Deutsche Bank analysts said in a note Thursday that Tesla's (NASDAQ:TSLA) pragmatic approach to cheaper vehicles raises more questions. Investors reacted positively to the news that Tesla is not completely giving up on selling a cheaper consumer model.
The electric vehicle giant's shares rose more than 12% Wednesday following its results and the comments. On Thursday, as of 11:32 am ET, it has gained a further 2.1%.
"The strong positive market reaction to Tesla's mixed Q1 print, in our view represented some relief that Tesla is not completely giving up on selling cheaper consumer models, nor is it staking the company's entire future on Robotaxi," said Deutsche Bank in its research note.
"Tesla promised instead it would utilize a mix of current production lines and aspects of next-gen technology to produce more 'affordable' vehicles at an accelerated pace, as early as in 1H25," added the bank.
The approach is seemingly in response to tough demand conditions for electric vehicles and the need to keep capex in check amid considerable needs for AI/autonomous.
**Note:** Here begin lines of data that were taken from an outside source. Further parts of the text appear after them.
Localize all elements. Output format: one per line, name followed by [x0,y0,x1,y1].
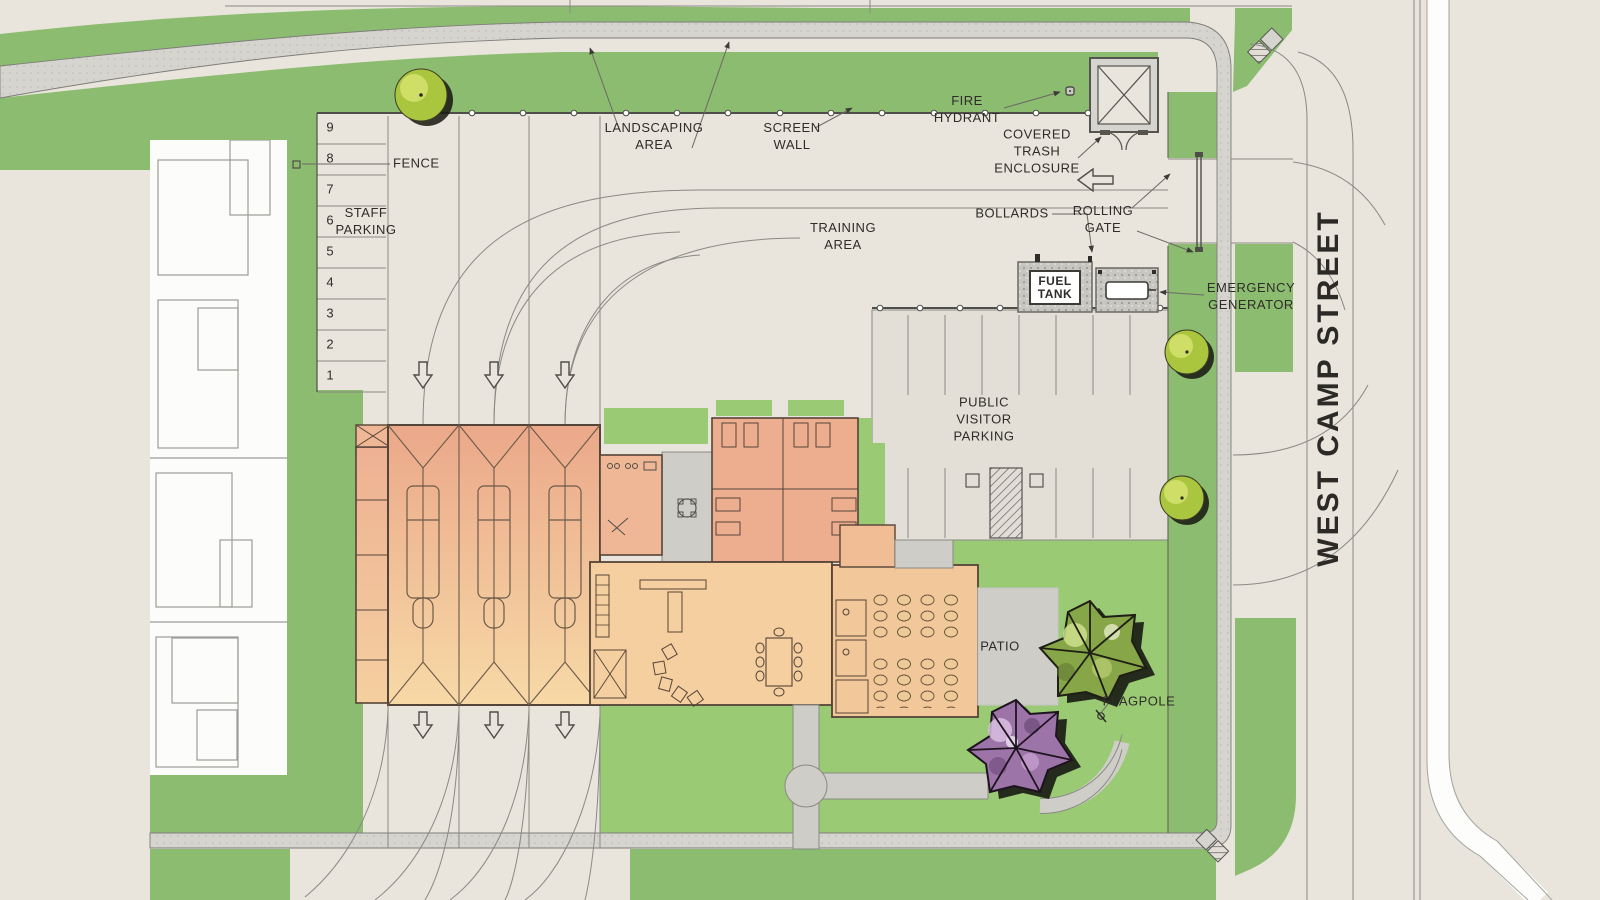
site-plan-page: FENCE STAFF PARKING LANDSCAPING AREA SCR… [0,0,1600,900]
fire-hydrant-icon [1066,87,1074,95]
apparatus-bays [388,425,600,705]
lobby-entry [840,525,895,567]
public-visitor-parking-lot [855,305,1168,540]
site-plan-drawing [0,0,1600,900]
accessible-aisle [990,468,1022,538]
fuel-tank-pad [1018,254,1092,312]
classroom-wing [832,565,978,717]
emergency-generator-pad [1096,268,1158,312]
bunk-room-wing [712,418,858,562]
adjacent-property-lots [150,137,287,775]
gate-driveway [1168,158,1295,244]
dayroom-kitchen-wing [590,562,832,706]
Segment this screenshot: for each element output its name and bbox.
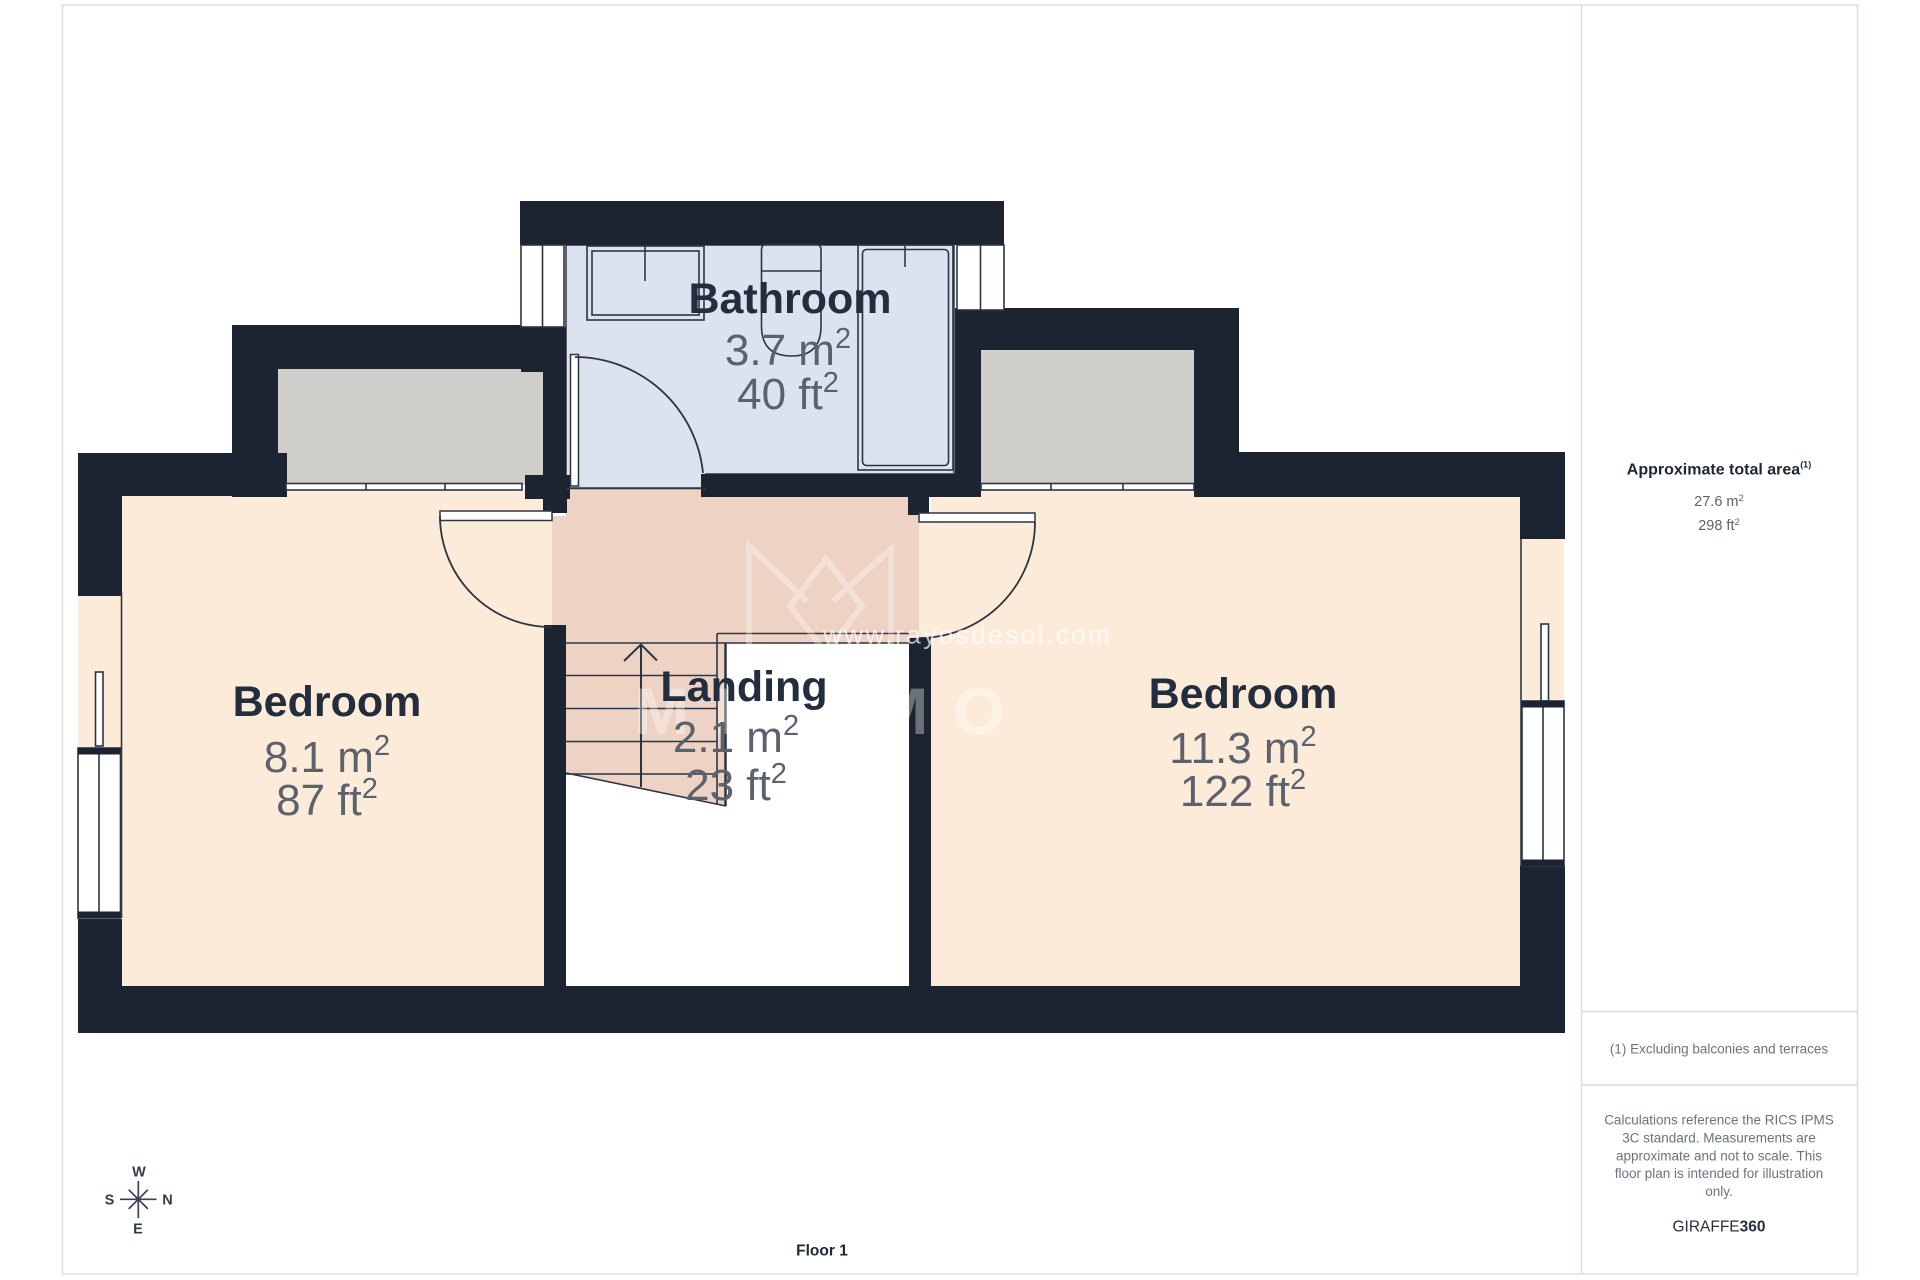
svg-text:2.1 m2: 2.1 m2 (673, 710, 799, 762)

Deutsche Bank acknowledged it could be a positive development compared to their previous baseline expectation.
However, the firm said it "leaves large unanswered questions around the detail and cost of the new vehicles and creates considerable execution risk considering the aggressive timeline, as well as risk of Model 3/Y cannibalization if differentiation is small."
"Volume of the more affordable vehicle lineup is also limited by current existing capacity, which may not be enough to move the needle on earnings."